En somme, Stevens fait en sorte de simplifier le jeu de Tatum, de façon à ce qu’il s’adapte au collectif plutôt que le contraire. Encore fallait-il que ce dernier accepte cette adaptation et sache la concrétiser en étant efficace. C’est le cas, et cela se double de progrès tout aussi inattendus en défense, où Stevens met Brown et Smart sur les joueurs les plus difficiles à défendre, et charge Tatum de ce qui reste. Le jeune rookie n’est pas un monstre physique, mais il est malin et a toujours les mains actives,c e qui lui permet de voler des ballons ou de perturber son adversaire.

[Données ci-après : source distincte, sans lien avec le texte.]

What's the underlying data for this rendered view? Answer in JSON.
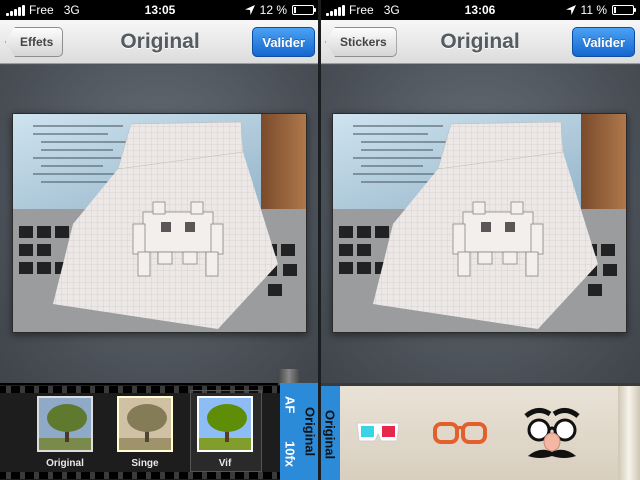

Autre signe très encourageant, visible sur le graphique: Tatum est très efficace sur les quelques possessions où il lui est demandé d’assurer la conduite du pick & roll. Plus généralement, il a montré qu’il savait voir ce qui se passait autour de lui, sans avoir le réflexe de penser tout de suite à shooter. Sa reconnaissance des coupes et des mouvements qui l’entourent amènent à des actions comme celles-ci, qui n’ont rien très compliquée mais qui sont typiquement celles que ne parviennent pas à réaliser un débutant lambda:

La passe, ici, est encore plus spectaculaire. Tatum comprend que Stanley Johnson a identifié la possibilité d’être lobé et lève les bras, et réagit en faisant une passe avec rebond:

 

S’il y a une chose que prouvent toutes ces analyses, c’est l’intelligence de Jayson Tatum. Avoir un coach aussi génial que Brad Stevens est une chose, être capable dès ses débuts en NBA de suivre les conseils de ce coach, de les comprendre et de maîtriser ce changement est une performance remarquable pour un rookie. Tatum a fait preuve, en un sens, d’une grande humilité en acceptant de voir son jeu ainsi modifié. Lui qu’on comparait parfois à Carmelo Anthony a fait dès cette saison le chemin que Melo n’a jamais accepté de faire en NBA, réservant cette métamorphose à Team USA: privilégier l’efficacité collective à l’expression individuelle, épurer son jeu pour être plus efficace, quitte à scorer moins. Le fait que Tatum soit un rookie arrivant dans une équipe déjà très performante explique évidemment qu’il ait eu à se plier à un tel changement, mais n’en rend pas moins méritoire la manière dont il a su gérer ce changement. L’intelligence des Celtics comme organisation a aussi été de ne pas surréagir à la blessure d’Hayward en demandant à leurs joueurs d’isolation (Irving et, donc, Tatum) de pallier ce manque, mais en pariant sur les vertus du collectif. Pari pour l’instant complétement réussi.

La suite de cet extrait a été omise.